SYDNEY – Australia cricket governing body has launched an investigation into an incident in which England all-rounder Moeen Ali says he was called “Osama” by an unnamed Australian player.
“It was a great first Ashes Test in terms of my personal performance,” said Moeen, who scored 77 and took five wickets in what was his first Ashes match in 2015, The Guardian reported.
“However there was one incident which had distracted me. An Australian player had turned to me on the field and said, ‘Take that, Osama’.
“I could not believe what I had heard. I remember going really red. I have never been so angry on a cricket field.”
Moeen is an English international cricketer who joined England national team in 2017.
Though he had a terrible 2017-18 Ashes in Australia, Moeen returned to form to help England beat India 4-1 in the recent test series.
The incident, which was mentioned in Moeen’s autobiography, was rejected by Cricket Australia as “unacceptable.”
A Cricket Australia Spokesperson said: “Remarks of this nature are unacceptable and have no place in our sport, or in society.
“We have a clear set of values and behaviors that comes with representing our country. We take this matter very seriously, and are following up with the ECB (England and Wales Cricket Board) as a matter of urgency to seek further clarification around the alleged incident.”
Moeen claims he spoke about the slur to his England coach, Trevor Bayliss, who raised it with the Australia coach, Darren Lehmann. Lehmann then sought an explanation from the player, who denied making the comment.
“Lehmann asked the player, ‘Did you call Moeen ‘Osama’?’ He denied it, saying, “No, I said, ‘Take that, you part-timer.’
“I must say I was amused when I heard that for there is a world of difference between the words ‘Osama’ and ‘part-timer’,” Moeen writes. “Although I couldn’t have mistaken ‘part-timer’ for ‘Osama’, obviously I had to take the player’s word for it, though for the rest of the match I was angry.”

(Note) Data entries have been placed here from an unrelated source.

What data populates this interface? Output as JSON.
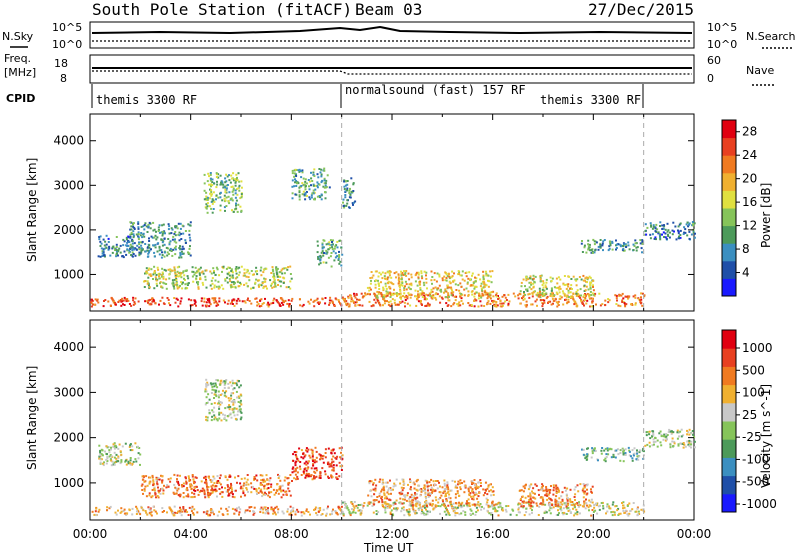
{
  "header": {
    "station": "South Pole Station (fitACF)",
    "beam": "Beam 03",
    "date": "27/Dec/2015"
  },
  "noise_panel": {
    "left_label": "N.Sky",
    "left_ticks": [
      "10^5",
      "10^0"
    ],
    "right_label": "N.Search",
    "right_ticks": [
      "10^5",
      "10^0"
    ]
  },
  "freq_panel": {
    "left_label_line1": "Freq.",
    "left_label_line2": "[MHz]",
    "left_ticks": [
      "18",
      "8"
    ],
    "right_label": "Nave",
    "right_ticks": [
      "60",
      "0"
    ]
  },
  "cpid_panel": {
    "label": "CPID",
    "segments": [
      {
        "name": "themis 3300 RF",
        "start_hour": 0,
        "end_hour": 10
      },
      {
        "name": "normalsound (fast) 157 RF",
        "start_hour": 10,
        "end_hour": 22
      },
      {
        "name": "themis 3300 RF",
        "start_hour": 22,
        "end_hour": 24
      }
    ]
  },
  "chart_data": [
    {
      "type": "heatmap",
      "title": "",
      "xlabel": "Time UT",
      "ylabel": "Slant Range [km]",
      "x_ticks": [
        "00:00",
        "04:00",
        "08:00",
        "12:00",
        "16:00",
        "20:00",
        "00:00"
      ],
      "xlim_hours": [
        0,
        24
      ],
      "y_ticks": [
        1000,
        2000,
        3000,
        4000
      ],
      "ylim": [
        180,
        4600
      ],
      "colorbar": {
        "label": "Power [dB]",
        "ticks": [
          "4",
          "8",
          "12",
          "16",
          "20",
          "24",
          "28"
        ],
        "range": [
          0,
          30
        ],
        "colors": [
          "#1a1aff",
          "#1f4fa8",
          "#3b8fc0",
          "#4c9a5a",
          "#86c45a",
          "#e0e040",
          "#f0b030",
          "#f07a20",
          "#e84020",
          "#e00010"
        ]
      },
      "regions": [
        {
          "x": [
            0,
            10
          ],
          "y": [
            300,
            500
          ],
          "level": 0.85
        },
        {
          "x": [
            10,
            22
          ],
          "y": [
            300,
            600
          ],
          "level": 0.75
        },
        {
          "x": [
            0.3,
            1.7
          ],
          "y": [
            1400,
            1900
          ],
          "level": 0.25
        },
        {
          "x": [
            1.5,
            4
          ],
          "y": [
            1400,
            2200
          ],
          "level": 0.3
        },
        {
          "x": [
            4.5,
            6
          ],
          "y": [
            2400,
            3300
          ],
          "level": 0.4
        },
        {
          "x": [
            8,
            9.5
          ],
          "y": [
            2700,
            3400
          ],
          "level": 0.35
        },
        {
          "x": [
            9,
            10
          ],
          "y": [
            1200,
            1800
          ],
          "level": 0.35
        },
        {
          "x": [
            10,
            10.5
          ],
          "y": [
            2500,
            3200
          ],
          "level": 0.3
        },
        {
          "x": [
            2,
            8
          ],
          "y": [
            700,
            1200
          ],
          "level": 0.5
        },
        {
          "x": [
            11,
            16
          ],
          "y": [
            500,
            1100
          ],
          "level": 0.6
        },
        {
          "x": [
            17,
            20
          ],
          "y": [
            500,
            1000
          ],
          "level": 0.55
        },
        {
          "x": [
            19.5,
            22
          ],
          "y": [
            1500,
            1800
          ],
          "level": 0.3
        },
        {
          "x": [
            22,
            24
          ],
          "y": [
            1800,
            2200
          ],
          "level": 0.25
        }
      ],
      "boundaries_hours": [
        10,
        22
      ]
    },
    {
      "type": "heatmap",
      "title": "",
      "xlabel": "Time UT",
      "ylabel": "Slant Range [km]",
      "x_ticks": [
        "00:00",
        "04:00",
        "08:00",
        "12:00",
        "16:00",
        "20:00",
        "00:00"
      ],
      "xlim_hours": [
        0,
        24
      ],
      "y_ticks": [
        1000,
        2000,
        3000,
        4000
      ],
      "ylim": [
        180,
        4600
      ],
      "colorbar": {
        "label": "Velocity [m s^-1]",
        "ticks": [
          "1000",
          "500",
          "100",
          "25",
          "-25",
          "-100",
          "-500",
          "-1000"
        ],
        "colors": [
          "#1a1aff",
          "#1f4fa8",
          "#3b8fc0",
          "#4c9a5a",
          "#86c45a",
          "#c8c8c8",
          "#f0b030",
          "#f07a20",
          "#e84020",
          "#e00010"
        ]
      },
      "regions": [
        {
          "x": [
            0,
            10
          ],
          "y": [
            300,
            500
          ],
          "level": 0.68
        },
        {
          "x": [
            10,
            22
          ],
          "y": [
            300,
            600
          ],
          "level": 0.55
        },
        {
          "x": [
            0.3,
            2
          ],
          "y": [
            1400,
            1900
          ],
          "level": 0.5
        },
        {
          "x": [
            4.5,
            6
          ],
          "y": [
            2400,
            3300
          ],
          "level": 0.5
        },
        {
          "x": [
            8,
            10
          ],
          "y": [
            1100,
            1800
          ],
          "level": 0.85
        },
        {
          "x": [
            2,
            8
          ],
          "y": [
            700,
            1200
          ],
          "level": 0.75
        },
        {
          "x": [
            11,
            16
          ],
          "y": [
            500,
            1100
          ],
          "level": 0.7
        },
        {
          "x": [
            17,
            20
          ],
          "y": [
            500,
            1000
          ],
          "level": 0.72
        },
        {
          "x": [
            19.5,
            22
          ],
          "y": [
            1500,
            1800
          ],
          "level": 0.42
        },
        {
          "x": [
            22,
            24
          ],
          "y": [
            1800,
            2200
          ],
          "level": 0.5
        }
      ],
      "boundaries_hours": [
        10,
        22
      ]
    }
  ]
}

Moeen said the player approached him at the end of the series, at which point he denied making the comment and claimed: “some of my best friends are Muslim”.
“I did not argue with him,” writes Moeen.
“But I was so clear that is what he said. Why should I invent it out of the blue? I’ve got nothing against him. I have never had any fights with him before. I did not even know the guy. And I thought his denial was a standard response.”